Now, UH is poised to offer tuition waivers to workers laid off after the Sept. 11 terrorist attacks and to fast-track construction projects.

"There are difficulties in Hawai'i, but maybe the University of Hawai'i can be part of the answer," Dobelle said. "We are asking for consideration."

Officials say the medical school, in its Manoa building since the 1970s, needs new facilities to attract quality faculty and increase medical research at UH. The 200 acres of harborfront land that make up Kaka'ako-makai represent the crown jewel of public lands in urban Honolulu.

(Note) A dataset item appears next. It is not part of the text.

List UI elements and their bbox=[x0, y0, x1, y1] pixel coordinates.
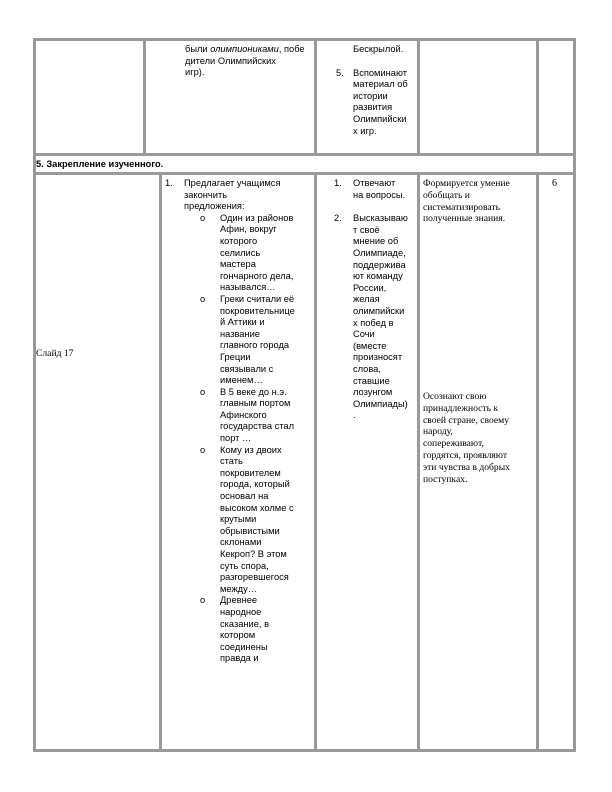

The Kaka'ako location had received the blessing of Cayetano, medical school dean Edwin Cadman and the Legislature, which granted UH millions of dollars to improve the waterfront site. However, UH officials this past summer studied nine other locations.

But a report released yesterday placed the Kaka'ako site at the top because of its location near hospitals and the capability to build on that land quickly.

• • •

UH's $700 million development plan includes:

• $300 million for a biomedical complex in Kaka'ako.

• $150 million for the creation of the UH-West O'ahu site in Kapolei's business section. The governor, Dobelle and representatives of the Campbell Estate have agreed on the site, near the new library.

• $88 million to UH-Hilo for a multipurpose arena for education, athletic events and community outreach; also, a science and technology center and an enhanced student services building.

• $70 million for an addition to Kennedy Theater to contain a systemwide

film school through the cooperation of the departments of theater and dance, information technology services, and information and communication sciences.

• $18 million to Kaua'i Community College for a student services, academic support and administrative complex.

• $11 million to renovate the student services building at Maui Community College.

• $8 million for infrastructure development in preparation for the UH Center at West Hawai'i.

• $55 million for system-wide repairs and maintenance, including $25 million at Manoa and $13 million at UH-Hilo.